The court's other holdings were as follows:
- There was no separate remedy available for breach of the Extension Agreement, as the Extension Agreement was intended to modify the terms of the Merger Agreement and nothing suggested that it was not subject to the Effect of Termination provision in the Merger Agreement.
- The implied covenant of good faith was not applicable, as the best efforts clause in the Merger Agreement left no "gap" for the implied covenant to fill with respect to Buyer's obligations to act to satisfy the closing conditions.
- Target did not establish that Buyer's alleged fraud, or the lenders' alleged tortious interference, caused Target's loss. Target asserted that Buyer's entering into the Credit Agreement Amendment and making fraudulent extra-contractual promises about proceeding to closing precluded Target from pursuing specific performance; however, the court stated, specific performance was not an option available to Target in any event because Buyer could not implement the Put Right without the SEC having declared the registration statement for the Preferred Stock effective, which it had not. Target also asserted that Buyer's lenders tortiously interfered with the Put Right by entering into the Credit Agreement Amendment. The court stated that Target could have sued for specific performance once the registration statement was approved, but Target "elected to terminate the Merger Agreement before that condition to closing occurred"; and, notwithstanding the Credit Agreement Amendment, specific performance of the Put Right would not have been available to Target in any event due to the lack of approval of the registration statement. Therefore, the lenders' actions "did not stand alone as an impediment to [Target]'s ability to pursue specific performance of the Merger Agreement."

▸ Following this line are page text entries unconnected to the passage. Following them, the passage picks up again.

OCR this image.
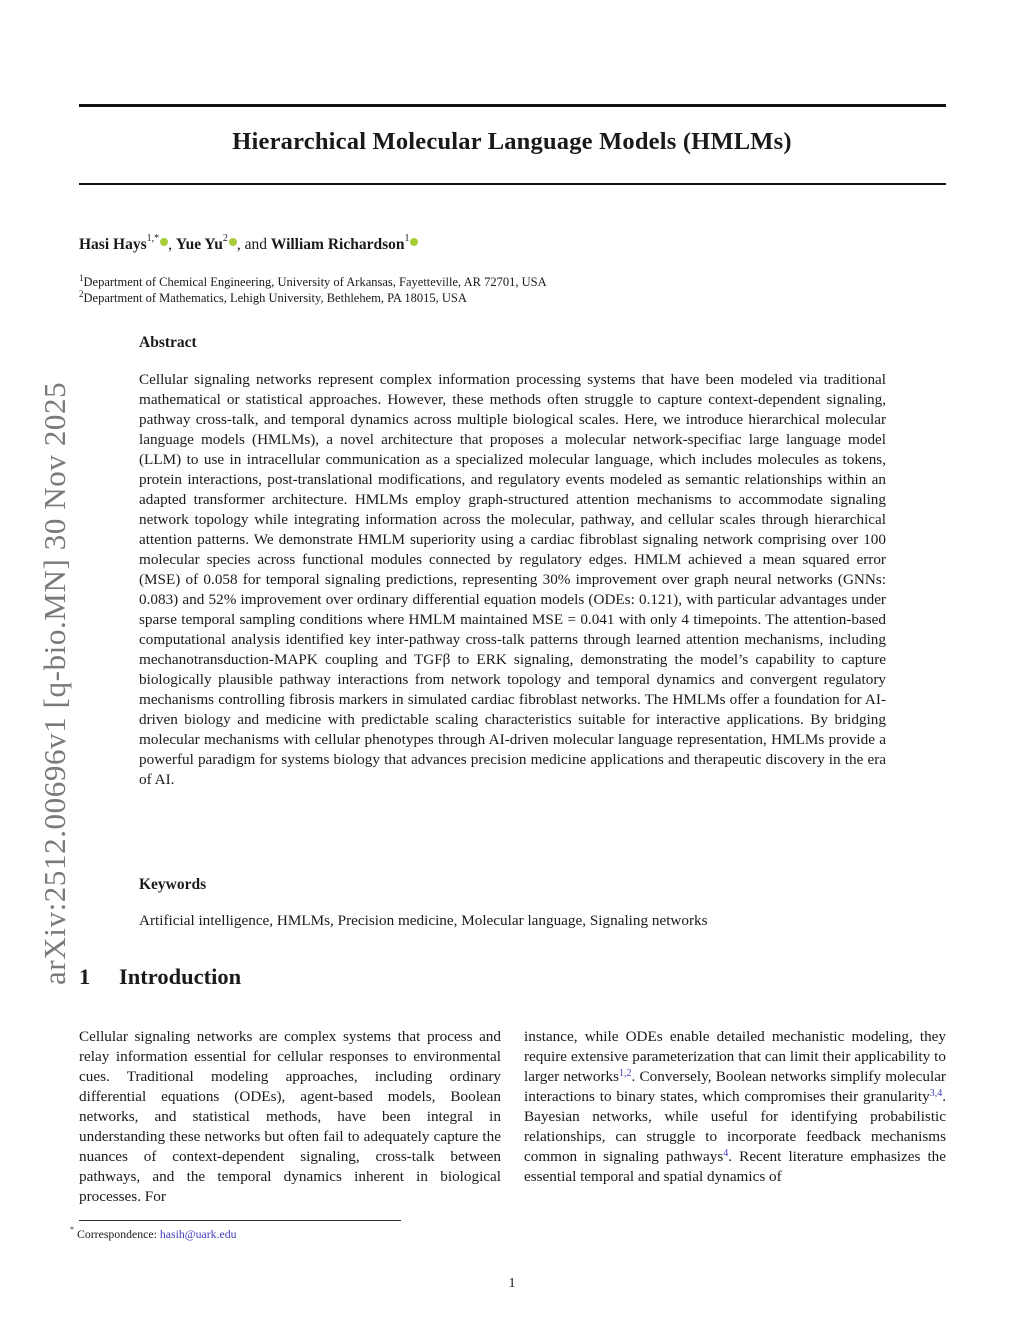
arXiv:2512.00696v1 [q-bio.MN] 30 Nov 2025
Hierarchical Molecular Language Models (HMLMs)
Hasi Hays$^{1,*}$ , Yue Yu$^2$ , and William Richardson$^1$
$^1$Department of Chemical Engineering, University of Arkansas, Fayetteville, AR 72701, USA
$^2$Department of Mathematics, Lehigh University, Bethlehem, PA 18015, USA
Abstract
Cellular signaling networks represent complex information processing systems that have been modeled via traditional mathematical or statistical approaches. However, these methods often struggle to capture context-dependent signaling, pathway cross-talk, and temporal dynamics across multiple biological scales. Here, we introduce hierarchical molecular language models (HMLMs), a novel architecture that proposes a molecular network-specifiac large language model (LLM) to use in intracellular communication as a specialized molecular language, which includes molecules as tokens, protein interactions, post-translational modifications, and regulatory events modeled as semantic relationships within an adapted transformer architecture. HMLMs employ graph-structured attention mechanisms to accommodate signaling network topology while integrating information across the molecular, pathway, and cellular scales through hierarchical attention patterns. We demonstrate HMLM superiority using a cardiac fibroblast signaling network comprising over 100 molecular species across functional modules connected by regulatory edges. HMLM achieved a mean squared error (MSE) of 0.058 for temporal signaling predictions, representing 30% improvement over graph neural networks (GNNs: 0.083) and 52% improvement over ordinary differential equation models (ODEs: 0.121), with particular advantages under sparse temporal sampling conditions where HMLM maintained MSE = 0.041 with only 4 timepoints. The attention-based computational analysis identified key inter-pathway cross-talk patterns through learned attention mechanisms, including mechanotransduction-MAPK coupling and TGFβ to ERK signaling, demonstrating the model’s capability to capture biologically plausible pathway interactions from network topology and temporal dynamics and convergent regulatory mechanisms controlling fibrosis markers in simulated cardiac fibroblast networks. The HMLMs offer a foundation for AI-driven biology and medicine with predictable scaling characteristics suitable for interactive applications. By bridging molecular mechanisms with cellular phenotypes through AI-driven molecular language representation, HMLMs provide a powerful paradigm for systems biology that advances precision medicine applications and therapeutic discovery in the era of AI.
Keywords
Artificial intelligence, HMLMs, Precision medicine, Molecular language, Signaling networks
1 Introduction
Cellular signaling networks are complex systems that process and relay information essential for cellular responses to environmental cues. Traditional modeling approaches, including ordinary differential equations (ODEs), agent-based models, Boolean networks, and statistical methods, have been integral in understanding these networks but often fail to adequately capture the nuances of context-dependent signaling, cross-talk between pathways, and the temporal dynamics inherent in biological processes. For
instance, while ODEs enable detailed mechanistic modeling, they require extensive parameterization that can limit their applicability to larger networks$^{1,2}$. Conversely, Boolean networks simplify molecular interactions to binary states, which compromises their granularity$^{3,4}$. Bayesian networks, while useful for identifying probabilistic relationships, can struggle to incorporate feedback mechanisms common in signaling pathways$^4$. Recent literature emphasizes the essential temporal and spatial dynamics of
* Correspondence: hasih@uark.edu
1
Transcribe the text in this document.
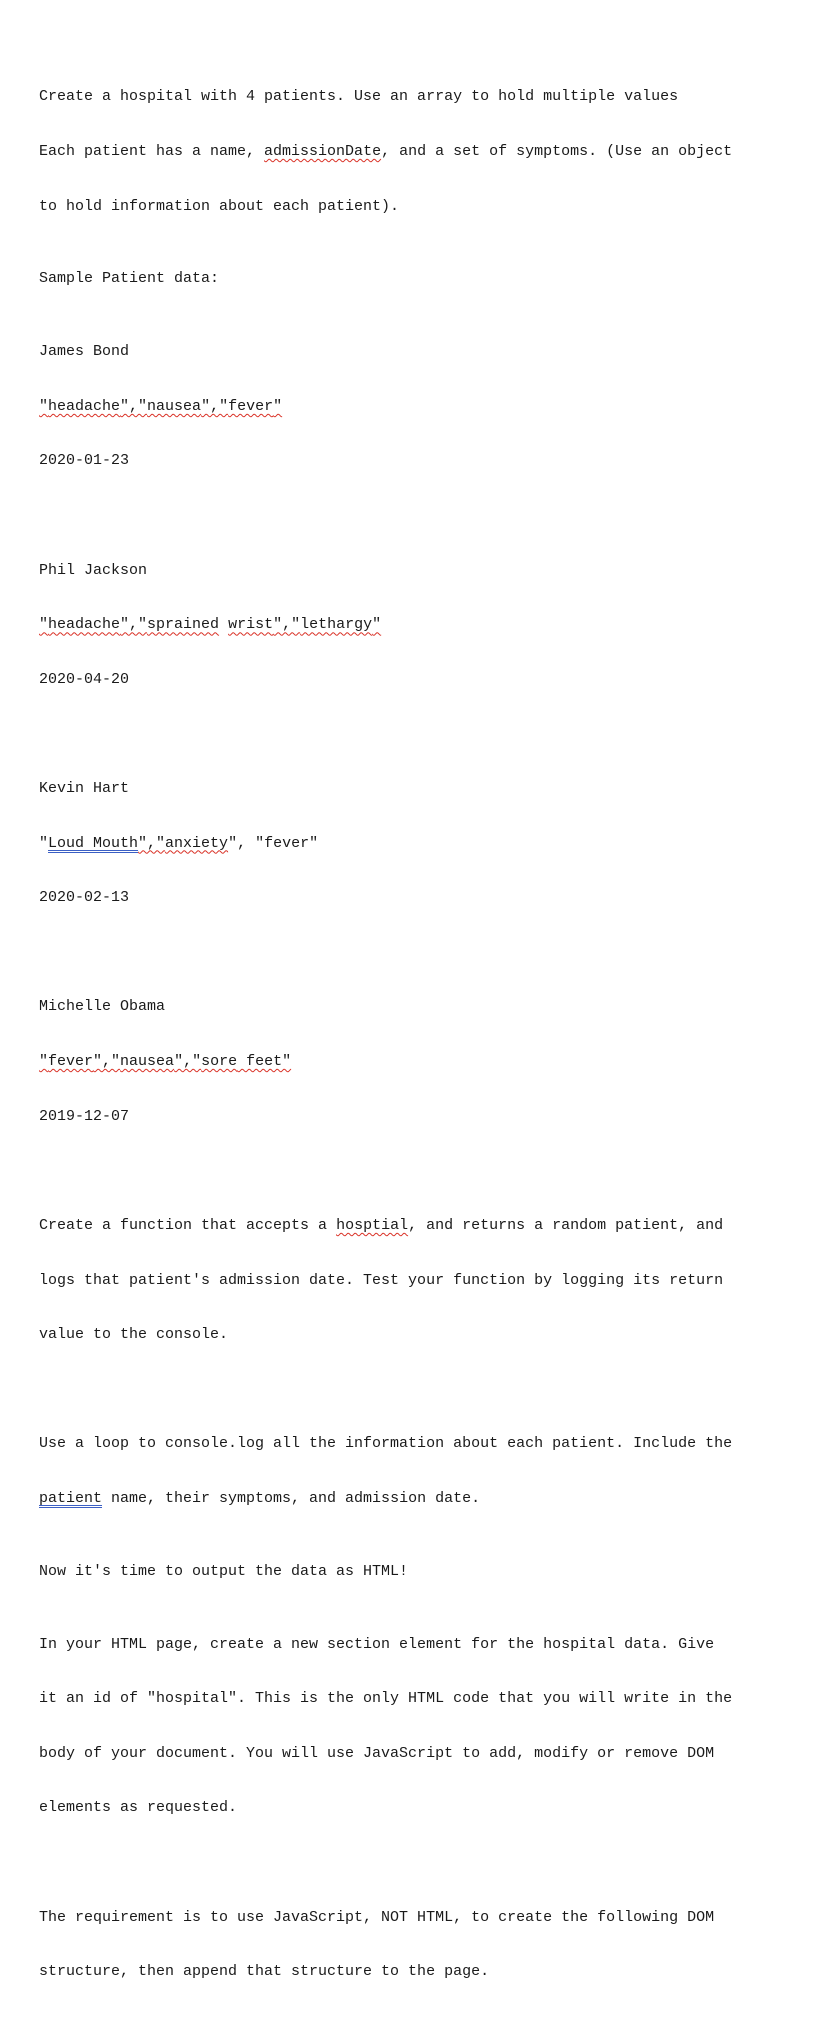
Create a hospital with 4 patients. Use an array to hold multiple values

Each patient has a name, admissionDate, and a set of symptoms. (Use an object

to hold information about each patient).

Sample Patient data:

James Bond

"headache","nausea","fever"

2020-01-23

Phil Jackson

"headache","sprained wrist","lethargy"

2020-04-20

Kevin Hart

"Loud Mouth","anxiety", "fever"

2020-02-13

Michelle Obama

"fever","nausea","sore feet"

2019-12-07

Create a function that accepts a hosptial, and returns a random patient, and

logs that patient's admission date. Test your function by logging its return

value to the console.

Use a loop to console.log all the information about each patient. Include the

patient name, their symptoms, and admission date.

Now it's time to output the data as HTML!

In your HTML page, create a new section element for the hospital data. Give

it an id of "hospital". This is the only HTML code that you will write in the

body of your document. You will use JavaScript to add, modify or remove DOM

elements as requested.

The requirement is to use JavaScript, NOT HTML, to create the following DOM

structure, then append that structure to the page.
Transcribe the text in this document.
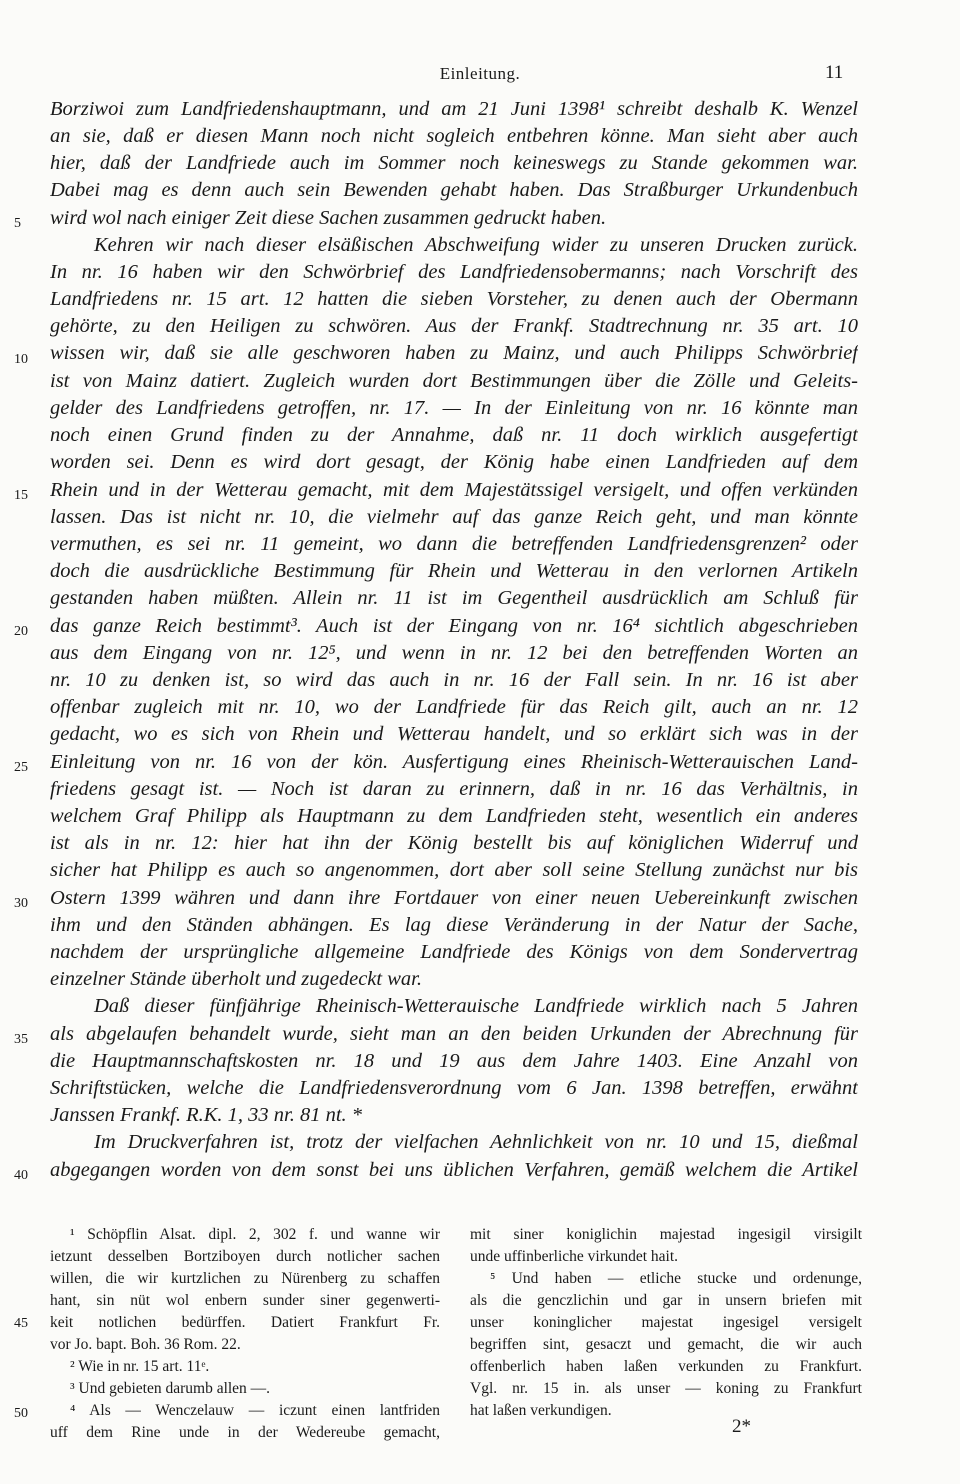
Einleitung.	11
Borziwoi zum Landfriedenshauptmann, und am 21 Juni 1398¹ schreibt deshalb K. Wenzel
an sie, daß er diesen Mann noch nicht sogleich entbehren könne. Man sieht aber auch
hier, daß der Landfriede auch im Sommer noch keineswegs zu Stande gekommen war.
Dabei mag es denn auch sein Bewenden gehabt haben. Das Straßburger Urkundenbuch
wird wol nach einiger Zeit diese Sachen zusammen gedruckt haben.
Kehren wir nach dieser elsäßischen Abschweifung wider zu unseren Drucken zurück.
In nr. 16 haben wir den Schwörbrief des Landfriedensobermanns; nach Vorschrift des
Landfriedens nr. 15 art. 12 hatten die sieben Vorsteher, zu denen auch der Obermann
gehörte, zu den Heiligen zu schwören. Aus der Frankf. Stadtrechnung nr. 35 art. 10
wissen wir, daß sie alle geschworen haben zu Mainz, und auch Philipps Schwörbrief
ist von Mainz datiert. Zugleich wurden dort Bestimmungen über die Zölle und Geleits-
gelder des Landfriedens getroffen, nr. 17. — In der Einleitung von nr. 16 könnte man
noch einen Grund finden zu der Annahme, daß nr. 11 doch wirklich ausgefertigt
worden sei. Denn es wird dort gesagt, der König habe einen Landfrieden auf dem
Rhein und in der Wetterau gemacht, mit dem Majestätssigel versigelt, und offen verkünden
lassen. Das ist nicht nr. 10, die vielmehr auf das ganze Reich geht, und man könnte
vermuthen, es sei nr. 11 gemeint, wo dann die betreffenden Landfriedensgrenzen² oder
doch die ausdrückliche Bestimmung für Rhein und Wetterau in den verlornen Artikeln
gestanden haben müßten. Allein nr. 11 ist im Gegentheil ausdrücklich am Schluß für
das ganze Reich bestimmt³. Auch ist der Eingang von nr. 16⁴ sichtlich abgeschrieben
aus dem Eingang von nr. 12⁵, und wenn in nr. 12 bei den betreffenden Worten an
nr. 10 zu denken ist, so wird das auch in nr. 16 der Fall sein. In nr. 16 ist aber
offenbar zugleich mit nr. 10, wo der Landfriede für das Reich gilt, auch an nr. 12
gedacht, wo es sich von Rhein und Wetterau handelt, und so erklärt sich was in der
Einleitung von nr. 16 von der kön. Ausfertigung eines Rheinisch-Wetterauischen Land-
friedens gesagt ist. — Noch ist daran zu erinnern, daß in nr. 16 das Verhältnis, in
welchem Graf Philipp als Hauptmann zu dem Landfrieden steht, wesentlich ein anderes
ist als in nr. 12: hier hat ihn der König bestellt bis auf königlichen Widerruf und
sicher hat Philipp es auch so angenommen, dort aber soll seine Stellung zunächst nur bis
Ostern 1399 währen und dann ihre Fortdauer von einer neuen Uebereinkunft zwischen
ihm und den Ständen abhängen. Es lag diese Veränderung in der Natur der Sache,
nachdem der ursprüngliche allgemeine Landfriede des Königs von dem Sondervertrag
einzelner Stände überholt und zugedeckt war.
Daß dieser fünfjährige Rheinisch-Wetterauische Landfriede wirklich nach 5 Jahren
als abgelaufen behandelt wurde, sieht man an den beiden Urkunden der Abrechnung für
die Hauptmannschaftskosten nr. 18 und 19 aus dem Jahre 1403. Eine Anzahl von
Schriftstücken, welche die Landfriedensverordnung vom 6 Jan. 1398 betreffen, erwähnt
Janssen Frankf. R.K. 1, 33 nr. 81 nt. *
Im Druckverfahren ist, trotz der vielfachen Aehnlichkeit von nr. 10 und 15, dießmal
abgegangen worden von dem sonst bei uns üblichen Verfahren, gemäß welchem die Artikel
5
10
15
20
25
30
35
40
45
50
¹ Schöpflin Alsat. dipl. 2, 302 f. und wanne wir
ietzunt desselben Bortziboyen durch notlicher sachen
willen, die wir kurtzlichen zu Nürenberg zu schaffen
hant, sin nüt wol enbern sunder siner gegenwerti-
keit notlichen bedürffen. Datiert Frankfurt Fr.
vor Jo. bapt. Boh. 36 Rom. 22.
² Wie in nr. 15 art. 11ᵉ.
³ Und gebieten darumb allen —.
⁴ Als — Wenczelauw — iczunt einen lantfriden
uff dem Rine unde in der Wedereube gemacht,
mit siner koniglichin majestad ingesigil virsigilt
unde uffinberliche virkundet hait.
⁵ Und haben — etliche stucke und ordenunge,
als die genczlichin und gar in unsern briefen mit
unser koninglicher majestat ingesigel versigelt
begriffen sint, gesaczt und gemacht, die wir auch
offenberlich haben laßen verkunden zu Frankfurt.
Vgl. nr. 15 in. als unser — koning zu Frankfurt
hat laßen verkundigen.
2*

- Merger agreement parties should carefully consider drafting the "effect of termination" provision to carve out willful breaches from the extinguishment of liability, and should consider defining "willful breaches." In its Hexion decision (2008), the Court of Chancery stated that, under the common law, a "knowing and intentional" breach of a merger agreement occurs when a party knowingly (in other words, consciously rather than by accident) takes an action that results in a breach, with no requirement that the breaching party knew or intended that the action would breach the agreement. Since then, many merger agreements have defined the phrase to avoid that interpretation. For example, the merger agreement at issue in the CignaAnthem litigation (2020), provided as follows: "'Willful breach' means a material breach of this Agreement that is the consequence of an act or omission by a party with the actual knowledge that the taking of such act or failure to take such action would be a material breach of this Agreement."
- The timing of termination of a merger agreement generally would not change the result under a standard "effect of termination" provision. In Ebix, Target argued that the provision's extinguishment of liability was inapplicable because Target had terminated the agreement after it filed suit against Buyer. The court found the timing of the termination irrelevant given that the provision stated that liability would be extinguished upon "any termination" of the agreement.
- A party should not terminate a merger agreement without fully understanding the effect of termination on its rights and remedies. After execution of a merger agreement, legal counsel should consider providing the client with a summary of its obligations, rights, and remedies that apply pre- and post-closing or termination.
- Any exclusion from the extinguishment of liability under the effect-of-termination provision should be consistent with the parties' intentions and other contractual provisions relating to termination. For example, if the target has a right to receive a reverse termination fee upon termination of the agreement by the buyer, it should be made clear whether the fee is the target's sole remedy for termination and whether the target could or could not seek damages for any pre-termination willful breaches by the buyer.